Knapp acht Jahre Gefängnis für tödlichen Angriff am Berliner Alexanderplatz
Messerstecher verurteilt

Für einen tödlichen Messerangriff auf einen Unbekannten am Berliner Alexanderplatz ist ein 19-Jähriger zu knapp acht Jahren Jugendhaft verurteilt worden. Nach Überzeugung des Gerichts rammte der junge Angreifer im Sommer 2014 seinem 30-jährigen Opfer eine lange Klinge in die Herzgegend. Der Bademeister, der einen Streit hatte schlichten wollen, verblutete.

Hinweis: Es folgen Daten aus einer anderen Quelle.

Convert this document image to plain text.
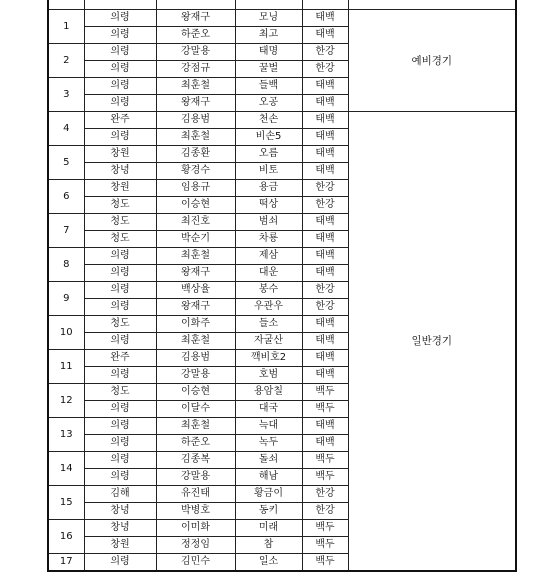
1	의령	왕재구	모닝	태백	예비경기
	의령	하준오	최고	태백	
2	의령	강말용	태명	한강	
	의령	강점규	꿀벌	한강	
3	의령	최훈철	들백	태백	
	의령	왕재구	오공	태백	
4	완주	김용범	천손	태백	일반경기
	의령	최훈철	비손5	태백	
5	창원	김종환	오름	태백	
	창녕	황경수	비토	태백	
6	창원	임용규	용금	한강	
	청도	이승현	떡상	한강	
7	청도	최진호	범쇠	태백	
	청도	박순기	차룡	태백	
8	의령	최훈철	제삼	태백	
	의령	왕재구	대운	태백	
9	의령	백상율	봉수	한강	
	의령	왕재구	우관우	한강	
10	청도	이화주	들소	태백	
	의령	최훈철	자굴산	태백	
11	완주	김용범	깩비호2	태백	
	의령	강말용	호범	태백	
12	청도	이승현	용암칠	백두	
	의령	이달수	대국	백두	
13	의령	최훈철	늑대	태백	
	의령	하준오	녹두	태백	
14	의령	김종복	돌쇠	백두	
	의령	강말용	해남	백두	
15	김해	유진태	황금이	한강	
	창녕	박병호	동키	한강	
16	창녕	이미화	미래	백두	
	창원	정정임	참	백두	
17	의령	김민수	일소	백두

Am Montag verurteilte das Landgericht den 19-Jährigen wegen Totschlags zu einer Jugendstrafe von sieben Jahren und acht Monaten Haft. Täter und Opfer hatten sich nicht gekannt. Es sei eine Tat ohne erkennbaren Anlass, sagte der Vorsitzende Richter Norbert Nowak. Der Fall zeige, welche schweren Folgen es haben könne, "wenn junge Männer mit Messern unterwegs sind, unter Drogen stehen und eine niedrige Reizschwelle haben".

Eine Tat ohne Motiv

Der Jugendliche stritt mit einer ihm fremden Frau, die in Begleitung des Bademeisters war. Dieser wollte deeskalieren. Das Gericht sprach von einer "Spontantat mit bedingtem Tötungsvorsatz". Der Angeklagte habe sich möglicherweise gedemütigt gefühlt. Weil er nächtelang nicht geschlafen und Drogen konsumiert hatte, habe der Täter die "tatsächliche Situation nicht richtig reflektiert". Das Gericht ging von verminderter Schuldfähigkeit aus. Anders als die Staatsanwaltschaft sahen die Richter keine Heimtücke: Ein bewusstes Ausnutzen der Arg- und Wehrlosigkeit des Opfers sei nicht festgestellt worden. Die Anklage hatte neun Jahre Jugendstrafe wegen Mordes verlangt. Man werde Rechtsmittel prüfen. Die Verteidigerin des teilgeständigen 19-Jährigen hatte maximal sechs Jahre Haft gefordert.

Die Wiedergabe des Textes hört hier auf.